Here is a description of the table fields :

“Tag” : Allows to get a better idea if the given instruction (PC) is the one owning the table entry by comparing more PC’s MSB bits. An entry is “owned” by an instruction if its tag match the given instruction PC’s msb bits.

“Address” : Previous virtual address generated by the instruction

“stride” : Number of bytes expected between memory accesses

“Score” : Allows to know if the given entry is useful or not. Each time the instruction is keeping the same stride, the score increase, else it decrease. If another instruction (with another tag) want to use an entry, the score field has to be low enough.

“Advance” : Allows to keep track how far the prefetching for the given instruction already went.

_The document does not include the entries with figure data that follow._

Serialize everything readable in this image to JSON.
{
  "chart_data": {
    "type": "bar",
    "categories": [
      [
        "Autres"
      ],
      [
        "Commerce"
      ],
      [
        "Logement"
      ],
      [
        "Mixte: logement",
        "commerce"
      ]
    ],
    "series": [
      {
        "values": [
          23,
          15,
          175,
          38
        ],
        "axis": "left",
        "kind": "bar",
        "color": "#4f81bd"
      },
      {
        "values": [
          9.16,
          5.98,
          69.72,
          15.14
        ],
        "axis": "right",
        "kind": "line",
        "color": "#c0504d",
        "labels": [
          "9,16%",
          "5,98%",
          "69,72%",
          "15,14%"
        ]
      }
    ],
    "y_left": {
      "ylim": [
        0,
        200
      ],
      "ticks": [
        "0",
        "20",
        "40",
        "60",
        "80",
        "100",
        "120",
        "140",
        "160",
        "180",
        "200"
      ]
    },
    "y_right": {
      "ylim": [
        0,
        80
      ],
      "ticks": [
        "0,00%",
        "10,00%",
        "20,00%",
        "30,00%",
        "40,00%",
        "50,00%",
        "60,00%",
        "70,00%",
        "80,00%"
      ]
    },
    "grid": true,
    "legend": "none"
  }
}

This field is cleared when a entry switch to a new instruction

“Missed” : This field was added in order to reduce the spam of redundant prefetch request which were happening for load/store intensive code. For instance, for a deeply unrolled memory clear loop will generate (x16), as each store instruction PC will be tracked individually, and as each execution of a given instruction will stride over a full cache line, this will generate one hardware prefetch request on each store instruction every time, spamming the LSU pipeline with redundant requests and reducing overall performances.

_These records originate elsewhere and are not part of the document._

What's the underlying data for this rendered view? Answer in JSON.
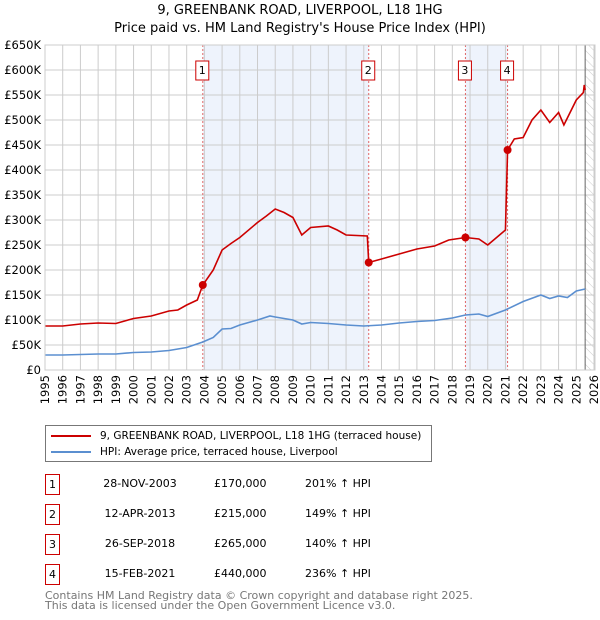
{
  "title": "9, GREENBANK ROAD, LIVERPOOL, L18 1HG",
  "subtitle": "Price paid vs. HM Land Registry's House Price Index (HPI)",
  "colors": {
    "property": "#cc0000",
    "hpi": "#5b8fd0",
    "shade": "#eef3fc"
  },
  "legend": {
    "property": "9, GREENBANK ROAD, LIVERPOOL, L18 1HG (terraced house)",
    "hpi": "HPI: Average price, terraced house, Liverpool"
  },
  "sales": [
    {
      "n": "1",
      "date": "28-NOV-2003",
      "price": "£170,000",
      "hpi": "201% ↑ HPI",
      "x": 2003.91,
      "y": 170
    },
    {
      "n": "2",
      "date": "12-APR-2013",
      "price": "£215,000",
      "hpi": "149% ↑ HPI",
      "x": 2013.28,
      "y": 215
    },
    {
      "n": "3",
      "date": "26-SEP-2018",
      "price": "£265,000",
      "hpi": "140% ↑ HPI",
      "x": 2018.74,
      "y": 265
    },
    {
      "n": "4",
      "date": "15-FEB-2021",
      "price": "£440,000",
      "hpi": "236% ↑ HPI",
      "x": 2021.12,
      "y": 440
    }
  ],
  "footer": [
    "Contains HM Land Registry data © Crown copyright and database right 2025.",
    "This data is licensed under the Open Government Licence v3.0."
  ],
  "chart_data": {
    "type": "line",
    "xlim": [
      1995,
      2026
    ],
    "ylim": [
      0,
      650
    ],
    "yunit": "£K",
    "yticks": [
      0,
      50,
      100,
      150,
      200,
      250,
      300,
      350,
      400,
      450,
      500,
      550,
      600,
      650
    ],
    "ytick_labels": [
      "£0",
      "£50K",
      "£100K",
      "£150K",
      "£200K",
      "£250K",
      "£300K",
      "£350K",
      "£400K",
      "£450K",
      "£500K",
      "£550K",
      "£600K",
      "£650K"
    ],
    "xticks": [
      1995,
      1996,
      1997,
      1998,
      1999,
      2000,
      2001,
      2002,
      2003,
      2004,
      2005,
      2006,
      2007,
      2008,
      2009,
      2010,
      2011,
      2012,
      2013,
      2014,
      2015,
      2016,
      2017,
      2018,
      2019,
      2020,
      2021,
      2022,
      2023,
      2024,
      2025,
      2026
    ],
    "grid": true,
    "forecast_from": 2025.5,
    "series": [
      {
        "name": "property",
        "points": [
          [
            1995,
            88
          ],
          [
            1996,
            88
          ],
          [
            1997,
            92
          ],
          [
            1998,
            94
          ],
          [
            1999,
            93
          ],
          [
            2000,
            103
          ],
          [
            2001,
            108
          ],
          [
            2002,
            118
          ],
          [
            2002.5,
            120
          ],
          [
            2003,
            130
          ],
          [
            2003.6,
            140
          ],
          [
            2003.91,
            170
          ],
          [
            2004.5,
            200
          ],
          [
            2005,
            240
          ],
          [
            2005.5,
            253
          ],
          [
            2006,
            265
          ],
          [
            2007,
            295
          ],
          [
            2007.5,
            308
          ],
          [
            2008,
            322
          ],
          [
            2008.5,
            315
          ],
          [
            2009,
            305
          ],
          [
            2009.5,
            270
          ],
          [
            2010,
            285
          ],
          [
            2011,
            288
          ],
          [
            2011.5,
            280
          ],
          [
            2012,
            270
          ],
          [
            2013.2,
            268
          ],
          [
            2013.28,
            215
          ],
          [
            2014,
            222
          ],
          [
            2015,
            232
          ],
          [
            2016,
            242
          ],
          [
            2017,
            248
          ],
          [
            2017.8,
            260
          ],
          [
            2018.74,
            265
          ],
          [
            2019.5,
            262
          ],
          [
            2020,
            250
          ],
          [
            2020.5,
            265
          ],
          [
            2021.0,
            280
          ],
          [
            2021.12,
            440
          ],
          [
            2021.5,
            462
          ],
          [
            2022,
            465
          ],
          [
            2022.5,
            500
          ],
          [
            2023,
            520
          ],
          [
            2023.5,
            495
          ],
          [
            2024,
            515
          ],
          [
            2024.3,
            490
          ],
          [
            2025,
            540
          ],
          [
            2025.4,
            555
          ],
          [
            2025.45,
            570
          ],
          [
            2025.5,
            560
          ]
        ]
      },
      {
        "name": "hpi",
        "points": [
          [
            1995,
            30
          ],
          [
            1996,
            30
          ],
          [
            1997,
            31
          ],
          [
            1998,
            32
          ],
          [
            1999,
            32
          ],
          [
            2000,
            35
          ],
          [
            2001,
            36
          ],
          [
            2002,
            39
          ],
          [
            2003,
            45
          ],
          [
            2003.91,
            56
          ],
          [
            2004.5,
            65
          ],
          [
            2005,
            82
          ],
          [
            2005.5,
            83
          ],
          [
            2006,
            90
          ],
          [
            2007,
            100
          ],
          [
            2007.7,
            108
          ],
          [
            2008,
            106
          ],
          [
            2009,
            100
          ],
          [
            2009.5,
            92
          ],
          [
            2010,
            95
          ],
          [
            2011,
            93
          ],
          [
            2012,
            90
          ],
          [
            2013,
            88
          ],
          [
            2014,
            90
          ],
          [
            2015,
            94
          ],
          [
            2016,
            97
          ],
          [
            2017,
            99
          ],
          [
            2018,
            104
          ],
          [
            2018.74,
            110
          ],
          [
            2019.5,
            112
          ],
          [
            2020,
            107
          ],
          [
            2021,
            120
          ],
          [
            2022,
            137
          ],
          [
            2023,
            150
          ],
          [
            2023.5,
            143
          ],
          [
            2024,
            148
          ],
          [
            2024.5,
            145
          ],
          [
            2025,
            158
          ],
          [
            2025.5,
            162
          ]
        ]
      }
    ]
  }
}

This “missed” field works as following :

• It is cleared when a stride disruption happens (ex new memcopy execution)

• It is set on cache miss (set win over clear)

• An instruction will only trigger a prefetch if it miss or if its “missed” field is already set.

For example, in a hardware simulation test (RV64, 20 cycles memory latency, 16xload loop), this addition increased the memory read memory bandwidth from 3.6 bytes/cycle to 6.8 bytes per cycle.

Note that if you want to take full advantage of this prefetcher, you need to have enough hardware refill/writeback slots in the LsuL1Plugin.

Also, prefetch which fail (ex : because of hazards in L1) aren’t replayed.

The prefetcher can be turned off by setting the CSR 0x7FF bit 1.